Enhanced data sharing and regional coordination, especially in the Amazon basin, promoting locally led research and capacity building. Regional networks including, not only academic researcher, but also the National Malaria Control Programs and regional offices from WHO, will secure the knowledge transfer into policy and practice. There are several examples ongoing^63–65 and a new one on their way to be implemented in The Americas⁶⁶.

The global support priorities must include a sustained and flexible financing, strengthening health systems in remote areas, avoiding reactive response only when outbreaks are reported.

Fitsum Girma Tadesse: Countries that have achieved malaria-free status share a consistent set of enabling conditions that extend far beyond malaria-specific interventions. Sustained political commitment, strong governance, and predictable domestic financing underpin long-term investment in vector control, surveillance, and primary-care systems. These countries-built surveillance platforms capable of detecting and investigating every case, maintained vigilance long after transmission declined, and rapidly contained imported infections to prevent re-establishment. Their success also reflects improvements in housing, water management, sanitation, and overall living conditions, demonstrating that malaria elimination is fundamentally a whole-of-society achievement rather than a vertical program outcome.
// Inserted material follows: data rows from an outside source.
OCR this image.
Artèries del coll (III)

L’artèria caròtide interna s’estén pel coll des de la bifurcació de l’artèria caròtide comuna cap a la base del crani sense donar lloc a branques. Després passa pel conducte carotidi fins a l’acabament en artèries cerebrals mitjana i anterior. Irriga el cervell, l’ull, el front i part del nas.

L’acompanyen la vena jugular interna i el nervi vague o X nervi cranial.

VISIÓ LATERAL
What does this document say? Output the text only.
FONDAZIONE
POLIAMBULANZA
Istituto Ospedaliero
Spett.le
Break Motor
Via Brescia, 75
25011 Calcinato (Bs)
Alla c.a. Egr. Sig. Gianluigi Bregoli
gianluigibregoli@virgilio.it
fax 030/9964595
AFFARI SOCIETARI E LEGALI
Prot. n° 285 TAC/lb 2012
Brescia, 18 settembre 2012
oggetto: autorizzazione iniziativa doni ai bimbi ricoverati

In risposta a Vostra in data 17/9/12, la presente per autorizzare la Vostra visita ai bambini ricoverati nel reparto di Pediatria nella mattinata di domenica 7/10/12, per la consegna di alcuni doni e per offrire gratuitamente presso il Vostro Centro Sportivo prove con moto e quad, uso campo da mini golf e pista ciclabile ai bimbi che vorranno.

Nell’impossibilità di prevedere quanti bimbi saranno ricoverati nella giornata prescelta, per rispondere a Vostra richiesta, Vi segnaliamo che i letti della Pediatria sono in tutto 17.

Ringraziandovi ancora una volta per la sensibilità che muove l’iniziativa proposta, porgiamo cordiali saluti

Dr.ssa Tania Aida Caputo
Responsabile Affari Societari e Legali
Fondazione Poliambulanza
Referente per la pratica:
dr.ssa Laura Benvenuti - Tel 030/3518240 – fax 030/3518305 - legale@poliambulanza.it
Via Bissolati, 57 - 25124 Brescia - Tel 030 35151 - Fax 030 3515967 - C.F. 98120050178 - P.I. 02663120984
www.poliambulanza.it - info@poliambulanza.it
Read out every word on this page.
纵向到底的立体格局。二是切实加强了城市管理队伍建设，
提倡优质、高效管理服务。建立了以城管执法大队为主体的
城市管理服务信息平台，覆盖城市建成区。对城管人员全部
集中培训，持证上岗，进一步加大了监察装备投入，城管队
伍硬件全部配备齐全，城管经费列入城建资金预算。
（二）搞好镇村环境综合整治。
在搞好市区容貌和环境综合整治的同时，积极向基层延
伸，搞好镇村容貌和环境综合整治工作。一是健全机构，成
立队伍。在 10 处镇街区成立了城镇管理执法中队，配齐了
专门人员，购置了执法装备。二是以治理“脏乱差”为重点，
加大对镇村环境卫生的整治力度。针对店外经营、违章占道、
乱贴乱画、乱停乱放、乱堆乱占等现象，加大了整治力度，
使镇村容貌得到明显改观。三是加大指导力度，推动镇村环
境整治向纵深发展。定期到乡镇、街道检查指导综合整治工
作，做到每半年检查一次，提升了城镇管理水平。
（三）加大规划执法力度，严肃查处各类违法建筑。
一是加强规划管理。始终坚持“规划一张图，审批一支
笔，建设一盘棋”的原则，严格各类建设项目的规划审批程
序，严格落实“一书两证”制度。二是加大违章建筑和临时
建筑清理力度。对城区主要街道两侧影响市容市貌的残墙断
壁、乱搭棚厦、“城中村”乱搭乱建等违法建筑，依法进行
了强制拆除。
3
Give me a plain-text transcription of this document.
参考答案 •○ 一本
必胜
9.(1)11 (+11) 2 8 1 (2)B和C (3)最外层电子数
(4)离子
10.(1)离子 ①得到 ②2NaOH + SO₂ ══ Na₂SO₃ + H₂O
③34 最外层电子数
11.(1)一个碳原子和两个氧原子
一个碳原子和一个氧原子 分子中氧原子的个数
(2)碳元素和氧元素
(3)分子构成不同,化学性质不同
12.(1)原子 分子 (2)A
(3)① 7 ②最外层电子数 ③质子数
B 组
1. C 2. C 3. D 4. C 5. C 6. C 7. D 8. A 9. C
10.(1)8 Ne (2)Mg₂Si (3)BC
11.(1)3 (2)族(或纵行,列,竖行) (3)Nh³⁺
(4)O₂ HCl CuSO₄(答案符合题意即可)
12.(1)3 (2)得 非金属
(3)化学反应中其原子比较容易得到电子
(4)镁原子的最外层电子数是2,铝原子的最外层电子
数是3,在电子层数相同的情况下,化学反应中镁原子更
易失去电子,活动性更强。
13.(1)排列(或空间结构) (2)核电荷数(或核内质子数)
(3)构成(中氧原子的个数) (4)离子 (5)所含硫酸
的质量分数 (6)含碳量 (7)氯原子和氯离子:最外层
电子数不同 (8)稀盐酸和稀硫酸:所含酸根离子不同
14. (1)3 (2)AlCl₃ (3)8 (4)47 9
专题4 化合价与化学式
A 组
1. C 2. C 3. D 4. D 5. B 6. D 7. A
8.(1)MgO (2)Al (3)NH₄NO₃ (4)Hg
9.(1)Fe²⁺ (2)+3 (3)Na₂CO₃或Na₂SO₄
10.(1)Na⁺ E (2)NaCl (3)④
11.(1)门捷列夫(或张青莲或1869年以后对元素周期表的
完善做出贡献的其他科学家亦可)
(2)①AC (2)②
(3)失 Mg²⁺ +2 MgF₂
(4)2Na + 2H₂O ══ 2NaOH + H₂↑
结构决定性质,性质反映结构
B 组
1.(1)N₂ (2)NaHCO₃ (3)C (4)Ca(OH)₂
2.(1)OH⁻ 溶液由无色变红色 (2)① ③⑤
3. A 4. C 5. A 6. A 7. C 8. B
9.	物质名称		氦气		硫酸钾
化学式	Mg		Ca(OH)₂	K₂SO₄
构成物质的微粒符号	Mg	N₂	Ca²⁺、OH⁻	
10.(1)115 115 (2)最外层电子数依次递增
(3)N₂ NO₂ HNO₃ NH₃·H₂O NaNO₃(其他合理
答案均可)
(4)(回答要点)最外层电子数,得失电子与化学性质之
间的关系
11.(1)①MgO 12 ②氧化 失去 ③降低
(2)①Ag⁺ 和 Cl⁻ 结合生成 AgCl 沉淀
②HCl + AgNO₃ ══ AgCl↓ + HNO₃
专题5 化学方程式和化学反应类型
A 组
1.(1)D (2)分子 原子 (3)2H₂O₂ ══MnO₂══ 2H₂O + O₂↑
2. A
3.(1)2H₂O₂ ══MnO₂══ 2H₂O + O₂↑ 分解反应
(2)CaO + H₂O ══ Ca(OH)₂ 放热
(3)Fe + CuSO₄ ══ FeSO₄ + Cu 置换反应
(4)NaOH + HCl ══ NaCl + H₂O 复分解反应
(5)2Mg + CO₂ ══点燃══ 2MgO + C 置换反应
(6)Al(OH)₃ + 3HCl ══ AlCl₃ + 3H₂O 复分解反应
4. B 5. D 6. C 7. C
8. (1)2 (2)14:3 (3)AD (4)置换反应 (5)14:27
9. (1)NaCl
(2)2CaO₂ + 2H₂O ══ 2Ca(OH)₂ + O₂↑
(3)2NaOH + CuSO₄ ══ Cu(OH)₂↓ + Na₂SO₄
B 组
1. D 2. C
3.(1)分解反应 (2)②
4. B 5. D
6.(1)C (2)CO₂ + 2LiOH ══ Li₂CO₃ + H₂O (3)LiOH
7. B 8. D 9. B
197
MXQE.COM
For Africa, the most important lessons are the primacy of high-resolution surveillance, the need for data-driven tailored, context-specific interventions, and the central role of domestic leadership and financing, especially as external funding plateaus. Strengthening health systems, integrating malaria within broader primary-care and climate-resilience agendas, and addressing structural determinants such as housing quality and population mobility are essential.

At the global level, the greatest needs are long-term financing, technology transfer, and coordinated regional mechanisms to manage cross-border transmission. A global architecture capable of rapid response to biological threats, such as invasive vectors, diagnostic escape, and drug resistance, is critical. Ultimately, progress toward the elimination targets will depend on aligning scientific innovation with political commitment, domestic investment, and improvements in the underlying living conditions that shape malaria risk.

Leanne Robinson: Countries in the region that have been declared free of human malaria, have highlighted the importance of political will, sustained domestic financing and a systems wide, multi-sectoral approach. These countries have integrated all the essential pillars needed for malaria elimination–community engagement, effective case management, vector control and surveillance as a core part of their health system.

At the global and coordination level, there is a continued need to provide countries with timely access to evidence-informed guidelines to support the integration of new tools and approaches that overcome challenges or can accelerate progress. At the regional level, I believe there needs to be greater investment in genuine partnerships that strengthen local leadership, foster cross-country knowledge exchange and ensure the inclusion of community voice in decision-making.

This interview was conducted by Dr Madlen Luckner.